30 Under 30: Ryder Davis secures multimillion-dollar construction sites with Heathrow Security

A member of the Qalipu Mi'kmaq First Nation, Ryder Davis wanted to go into security after a break-in at his Surrey home.

Ryder Davis of Heathrow Security

Ryder Davis, 26

Co-founder + CEO, Heathrow Security

Life Story: Ryder Davis doesn’t give off the vibe of someone who works around the clock to run a company hitting $300,000 in monthly revenues. He’s about as calm, cool and collected as possible, even when talking about why he got into security in the first place.

“We had one incident where our house was broken into,” he recalls of his Surrey home. Although it was over a decade ago, the break-in left an impression on him. “The gentleman that came in afterwards was an alarm installer and he decked out our entire house with security equipment. After that, I would go to sleep each night with peace of mind.”

As a 22-year-old, it wasn’t easy to convince people that he was capable of securing their multimillion-dollar construction site. “I didn’t even have peach fuzz on my face,” he says with a laugh. At the time, Davis was studying economics at UVic while setting up the security license for Heathrow Security. It was actually his mom’s entrepreneurial spirit that inspired him to dive in and officially launch it with Caleb Nasadyk in 2017.

A member of the Qalipu Mi’kmaq First Nation, Davis also acts as CEO of RWC Industries, an Indigenous-led medical supply store in Surrey that sells and manufactures personal protective equipment (PPE) and safety gear. RWC has been committed to providing vulnerable Indigenous communities and seniors with N95 masks and rapid antigen tests throughout the pandemic, and it has sold 1.5 million masks and PPE to date.

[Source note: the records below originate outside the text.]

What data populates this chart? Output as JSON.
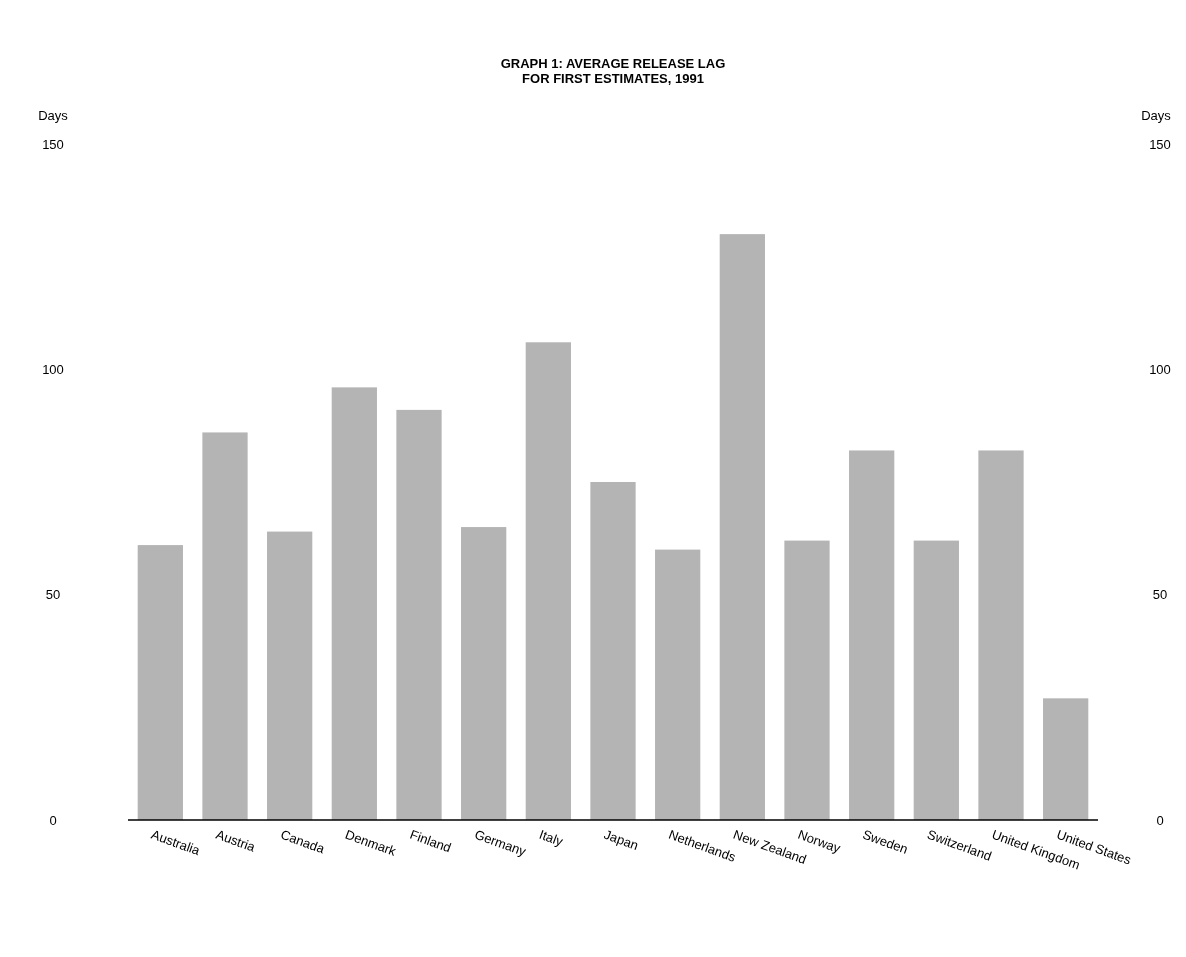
{
  "chart_data": {
    "type": "bar",
    "title": "GRAPH 1: AVERAGE RELEASE LAG",
    "subtitle": "FOR FIRST ESTIMATES, 1991",
    "ylabel": "Days",
    "y2label": "Days",
    "categories": [
      "Australia",
      "Austria",
      "Canada",
      "Denmark",
      "Finland",
      "Germany",
      "Italy",
      "Japan",
      "Netherlands",
      "New Zealand",
      "Norway",
      "Sweden",
      "Switzerland",
      "United Kingdom",
      "United States"
    ],
    "values": [
      61,
      86,
      64,
      96,
      91,
      65,
      106,
      75,
      60,
      130,
      62,
      82,
      62,
      82,
      27
    ],
    "color": "#b4b4b4",
    "ylim": [
      0,
      150
    ],
    "yticks": [
      0,
      50,
      100,
      150
    ],
    "y2lim": [
      0,
      150
    ],
    "y2ticks": [
      0,
      50,
      100,
      150
    ]
  }
}
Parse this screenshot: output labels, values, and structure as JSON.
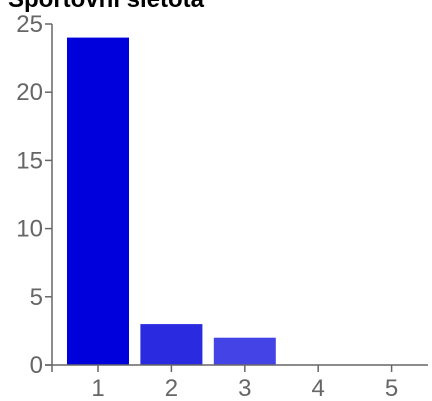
{
  "chart_data": {
    "type": "bar",
    "title": "Sportovní sietota",
    "xlabel": "",
    "ylabel": "",
    "categories": [
      "1",
      "2",
      "3",
      "4",
      "5"
    ],
    "values": [
      24,
      3,
      2,
      0,
      0
    ],
    "bar_colors": [
      "#0000dd",
      "#2a2ae0",
      "#4444e6",
      "#5c5cea",
      "#7070ee"
    ],
    "ylim": [
      0,
      25
    ],
    "y_ticks": [
      "0",
      "5",
      "10",
      "15",
      "20",
      "25"
    ],
    "axis_color": "#666666",
    "grid": false,
    "legend": "none"
  }
}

Bottom Line: Surrey-based Heathrow Security started off with two guards and some $60,000 in 2018 revenue. The business now has 80 employees, is projected to bring in $5 million at the end of 2023, and is equipped with software from Montreal-based TrackTik that tracks GPS locations of guards on site and sends out prompt reports. Clients are able to see real-time incidents like floods and fires through the app. “We expect a seven-minute police arrival time,” Davis says. “Our false alarm rate is way down, so it’s almost a 100 percent guarantee that it’s a trespassing alert.”